Kajita showed in 1998 that neutrinos captured at the Super-Kamiokande detector in Japan underwent a metamorphosis in the atmosphere, the academy said.

Three years later, while working at the Sudbury Neutrino Observatory in Canada, McDonald found that neutrinos coming from the sun also switched identities.

``A far-reaching conclusion of the experiments is that the neutrino, for a long time considered to be massless, must have mass,'' the academy said.

McDonald said that scientists would still like to know the actual masses of the various forms of neutrino. And experiments are looking at whether there are other types of neutrinos beyond the three clearly observed.

The idea that neutrinos could transform from one type into another was first put forward by the Italian physicist Bruno Pontecorvo in the late 1950s, but scientists' understanding of the process was rather vague until Kajita announced his discovery in 1998, said Antonio Ereditato, director of the Albert Einstein Center for Fundamental Physics at the University of Bern, Switzerland.

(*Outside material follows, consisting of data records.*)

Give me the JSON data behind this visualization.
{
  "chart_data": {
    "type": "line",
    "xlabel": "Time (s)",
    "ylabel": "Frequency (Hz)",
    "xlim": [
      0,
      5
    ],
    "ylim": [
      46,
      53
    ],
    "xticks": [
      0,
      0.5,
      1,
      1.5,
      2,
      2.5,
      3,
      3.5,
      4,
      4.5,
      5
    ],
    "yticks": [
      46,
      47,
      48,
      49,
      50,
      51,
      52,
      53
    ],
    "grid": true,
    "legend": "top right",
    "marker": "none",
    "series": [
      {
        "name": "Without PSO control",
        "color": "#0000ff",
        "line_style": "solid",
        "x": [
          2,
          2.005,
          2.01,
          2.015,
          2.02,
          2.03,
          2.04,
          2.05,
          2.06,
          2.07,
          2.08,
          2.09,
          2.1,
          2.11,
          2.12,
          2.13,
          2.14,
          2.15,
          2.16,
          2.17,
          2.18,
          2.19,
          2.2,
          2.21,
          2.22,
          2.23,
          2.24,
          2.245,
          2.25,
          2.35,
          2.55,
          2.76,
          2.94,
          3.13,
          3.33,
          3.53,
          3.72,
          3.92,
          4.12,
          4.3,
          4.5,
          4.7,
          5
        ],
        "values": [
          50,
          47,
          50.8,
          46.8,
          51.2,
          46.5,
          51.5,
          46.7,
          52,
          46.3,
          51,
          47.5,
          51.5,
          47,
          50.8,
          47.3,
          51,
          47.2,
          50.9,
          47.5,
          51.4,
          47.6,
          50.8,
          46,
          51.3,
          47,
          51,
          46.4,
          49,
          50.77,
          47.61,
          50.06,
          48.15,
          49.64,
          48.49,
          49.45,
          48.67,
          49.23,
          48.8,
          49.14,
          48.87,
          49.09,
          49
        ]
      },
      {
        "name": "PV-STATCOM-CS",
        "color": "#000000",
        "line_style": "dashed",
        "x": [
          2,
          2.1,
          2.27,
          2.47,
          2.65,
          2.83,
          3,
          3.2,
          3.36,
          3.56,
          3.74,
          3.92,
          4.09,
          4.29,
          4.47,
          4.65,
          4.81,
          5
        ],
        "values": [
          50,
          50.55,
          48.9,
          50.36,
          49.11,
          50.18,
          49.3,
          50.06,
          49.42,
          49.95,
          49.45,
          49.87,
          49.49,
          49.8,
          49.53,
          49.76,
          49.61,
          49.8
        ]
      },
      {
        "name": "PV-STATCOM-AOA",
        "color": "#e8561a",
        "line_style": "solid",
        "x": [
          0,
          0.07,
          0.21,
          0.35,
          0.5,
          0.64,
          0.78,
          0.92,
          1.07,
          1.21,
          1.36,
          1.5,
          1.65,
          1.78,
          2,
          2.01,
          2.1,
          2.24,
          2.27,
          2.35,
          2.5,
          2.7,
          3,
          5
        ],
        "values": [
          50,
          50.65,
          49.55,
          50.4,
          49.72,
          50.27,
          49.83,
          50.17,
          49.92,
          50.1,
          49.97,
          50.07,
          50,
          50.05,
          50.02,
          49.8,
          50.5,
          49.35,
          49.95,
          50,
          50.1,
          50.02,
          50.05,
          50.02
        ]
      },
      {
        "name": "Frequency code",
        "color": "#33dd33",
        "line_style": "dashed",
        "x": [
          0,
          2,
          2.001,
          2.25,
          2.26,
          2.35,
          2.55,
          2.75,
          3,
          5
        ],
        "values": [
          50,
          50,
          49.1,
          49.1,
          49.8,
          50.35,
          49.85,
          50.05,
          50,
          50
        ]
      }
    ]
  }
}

``This was a big shock because he proved in a statistically significant manner ... that neutrinos oscillate,'' said Ereditato. ``Then Art McDonald explored another channel using solar neutrinos. It came after Kajita but he also proved neutrino oscillation in another channel. The two deserved this award.''

Neutrinos are the second most abundant particles in the universe after photons, ``so any property of neutrinos can have dramatic repercussions on the life of the universe and on its evolution,'' he said. ``This is really one of the milestones in our understanding of nature.''

The University of Tokyo said in a statement congratulating Kajita that he was one of the students of 2002 Nobel physics winner Masatoshi Koshiba, who also has contributed to Japan's neutrino research. 

The winners will split the 8 million Swedish kronor (about $960,000) prize money. Each winner also gets a diploma and a gold medal at the prize ceremony on Dec. 10.

On Monday the Nobel Prize in medicine went to scientists from Japan, the U.S. and China who discovered drugs that are now used to fight malaria and other tropical diseases.

The prize announcements continue with chemistry on Wednesday, literature on Thursday, the Nobel Peace Prize on Friday and the economics award next Monday.